Usage
delete.duplicates(dtm, meta, id.var = "document_id", date.var = "date", source.var = "source", hour.window = c(-24, 24), measure = "cosine", similarity = 1, keep = "first", tf.idf = FALSE)
Arguments
meta
A data.frame where rows are documents and columns are document meta information.
Should contain 3 columns: the document name/id, date and source.
The name/id column should match the document names/ids of the edgelist, and its label is specified in the `id.var` argument.
The date column should be intepretable with as.POSIXct, and its label is specified in the `date.var` argument.

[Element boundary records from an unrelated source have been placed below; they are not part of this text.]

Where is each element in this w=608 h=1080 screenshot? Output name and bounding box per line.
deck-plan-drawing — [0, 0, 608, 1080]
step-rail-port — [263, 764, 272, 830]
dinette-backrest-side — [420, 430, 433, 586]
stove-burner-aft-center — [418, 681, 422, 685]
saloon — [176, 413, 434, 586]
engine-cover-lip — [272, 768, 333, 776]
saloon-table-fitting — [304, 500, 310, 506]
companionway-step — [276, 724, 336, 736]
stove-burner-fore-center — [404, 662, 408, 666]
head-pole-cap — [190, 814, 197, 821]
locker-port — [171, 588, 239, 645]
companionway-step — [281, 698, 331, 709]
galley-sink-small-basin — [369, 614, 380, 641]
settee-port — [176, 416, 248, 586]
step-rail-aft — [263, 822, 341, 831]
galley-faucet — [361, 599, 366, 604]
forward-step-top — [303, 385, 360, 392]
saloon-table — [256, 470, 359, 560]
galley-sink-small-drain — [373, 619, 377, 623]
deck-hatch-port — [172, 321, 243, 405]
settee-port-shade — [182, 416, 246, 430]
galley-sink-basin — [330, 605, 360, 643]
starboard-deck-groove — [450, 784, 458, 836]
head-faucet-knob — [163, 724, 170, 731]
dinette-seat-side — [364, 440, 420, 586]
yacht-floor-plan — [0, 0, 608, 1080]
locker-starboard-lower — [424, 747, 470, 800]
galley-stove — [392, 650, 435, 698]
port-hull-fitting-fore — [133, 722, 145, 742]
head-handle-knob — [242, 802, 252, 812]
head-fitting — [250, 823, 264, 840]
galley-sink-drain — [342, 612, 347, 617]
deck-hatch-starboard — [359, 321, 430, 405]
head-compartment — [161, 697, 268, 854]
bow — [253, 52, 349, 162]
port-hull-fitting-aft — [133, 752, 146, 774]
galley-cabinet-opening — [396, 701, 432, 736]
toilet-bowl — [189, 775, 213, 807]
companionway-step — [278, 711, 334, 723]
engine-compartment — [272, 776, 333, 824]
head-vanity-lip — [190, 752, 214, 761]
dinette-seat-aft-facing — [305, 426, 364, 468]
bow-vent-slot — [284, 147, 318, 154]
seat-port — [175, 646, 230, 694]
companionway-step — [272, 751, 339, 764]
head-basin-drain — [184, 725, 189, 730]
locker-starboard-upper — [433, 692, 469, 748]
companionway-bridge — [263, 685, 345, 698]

The source column is specified in the `date.var` argument. id.var
The label for the document name/id column in the `meta` data.frame. Default is "document_id"
date.var
The label for the document date column in the `meta` data.frame . default is "date"
source.var
The label for the document date column in the `meta` data.frame . default is "source"
hour.window
A vector of length 2, in which the first and second value determine the left and right side of the window, respectively. By default c(-24,24), which compares each document to all other documents within a 24 hour time distance.
measure
the measure that should be used to calculate similarity/distance/adjacency. Currently supports the symmetrical measure "cosine" (cosine similarity), and the assymetrical measures "overlap_pct" (percentage of term scores in the document that also occur in the other document).
similarity
a threshold for similarity. Documents of which similarity is equal or higher are deleted
keep
A character indicating whether to keep the 'first' or 'last' published of duplicate documents.
tf.idf
if TRUE, weight the dtm with tf.idf before comparing documents. The original (non-weighted) DTM is returned.